As conclusões baseiam-se no Medical Expenditure Panel Survey, que é conduzido pelo governo federal e mede como os civis americanos utilizam e pagam pelos cuidados de saúde. A pesquisa não inclui militares, encarcerados ou em lares de idosos, hospitais ou abrigos para moradores de rua.

Estudos anteriores, baseados em dados de seguros, mostraram que os gastos com saúde mental dos americanos aumentaram 54 por cento entre 2020 e 2022, num contexto de aumento de dez vezes no uso da teleterapia.

Os novos estudos revelam quais americanos estão recebendo cuidados. Uma análise de 89.619 adultos publicado no JAMA Psychiatry no mês passado descobriram que o uso de psicoterapia cresceu mais entre os entrevistados mais jovens, entre os mais instruídos e entre aqueles nas duas faixas de renda mais altas.
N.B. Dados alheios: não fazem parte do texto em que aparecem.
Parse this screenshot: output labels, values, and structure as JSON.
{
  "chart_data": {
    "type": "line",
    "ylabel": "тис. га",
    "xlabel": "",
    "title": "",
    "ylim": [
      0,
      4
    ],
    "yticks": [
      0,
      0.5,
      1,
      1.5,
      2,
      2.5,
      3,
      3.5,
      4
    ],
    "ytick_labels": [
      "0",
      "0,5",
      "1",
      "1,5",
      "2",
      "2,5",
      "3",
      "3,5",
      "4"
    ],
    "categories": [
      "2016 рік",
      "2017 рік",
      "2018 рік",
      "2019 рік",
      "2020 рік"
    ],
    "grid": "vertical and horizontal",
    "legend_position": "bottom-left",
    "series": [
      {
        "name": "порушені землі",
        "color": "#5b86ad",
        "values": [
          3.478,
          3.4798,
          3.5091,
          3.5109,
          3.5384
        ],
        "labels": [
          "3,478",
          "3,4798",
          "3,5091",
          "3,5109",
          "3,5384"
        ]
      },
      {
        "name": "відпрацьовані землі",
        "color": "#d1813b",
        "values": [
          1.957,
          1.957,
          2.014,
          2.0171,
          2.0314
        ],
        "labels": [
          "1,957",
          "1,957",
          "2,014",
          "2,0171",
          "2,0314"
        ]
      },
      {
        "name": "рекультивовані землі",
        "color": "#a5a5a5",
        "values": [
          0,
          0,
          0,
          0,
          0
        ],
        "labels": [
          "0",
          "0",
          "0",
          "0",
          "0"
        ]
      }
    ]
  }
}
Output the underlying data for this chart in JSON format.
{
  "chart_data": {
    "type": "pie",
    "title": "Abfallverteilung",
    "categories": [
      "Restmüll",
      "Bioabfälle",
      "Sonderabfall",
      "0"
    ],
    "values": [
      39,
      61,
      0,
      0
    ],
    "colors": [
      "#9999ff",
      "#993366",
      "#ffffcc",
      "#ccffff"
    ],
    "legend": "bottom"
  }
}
Um análise do uso da telessaúde por crianças e adolescentes de 2.445 domicílios chegaram a conclusões semelhantes. O estudo, publicado hoje, descobriu que crianças de famílias mais ricas, que utilizam seguros privados, eram muito mais propensas a recorrer à teleterapia. As crianças nas áreas urbanas tinham quase três vezes mais probabilidades de o utilizar do que as suas contrapartes rurais.

Durante os anos da pandemia, a utilização de serviços de saúde mental por crianças e adolescentes negros diminuiu, caindo para 4 por cento em 2021, de 9,2 por cento em 2019. No mesmo período, a utilização de cuidados de saúde mental entre crianças brancas aumentou, para 18,4. por cento de 15,1 por cento, a equipe encontrou em outro estudo.

“O que descobrimos é que isso parece estar apenas exacerbando as disparidades existentes”, disse o Dr. Olfson. “Acho que há uma necessidade real de tentar resolver isso.”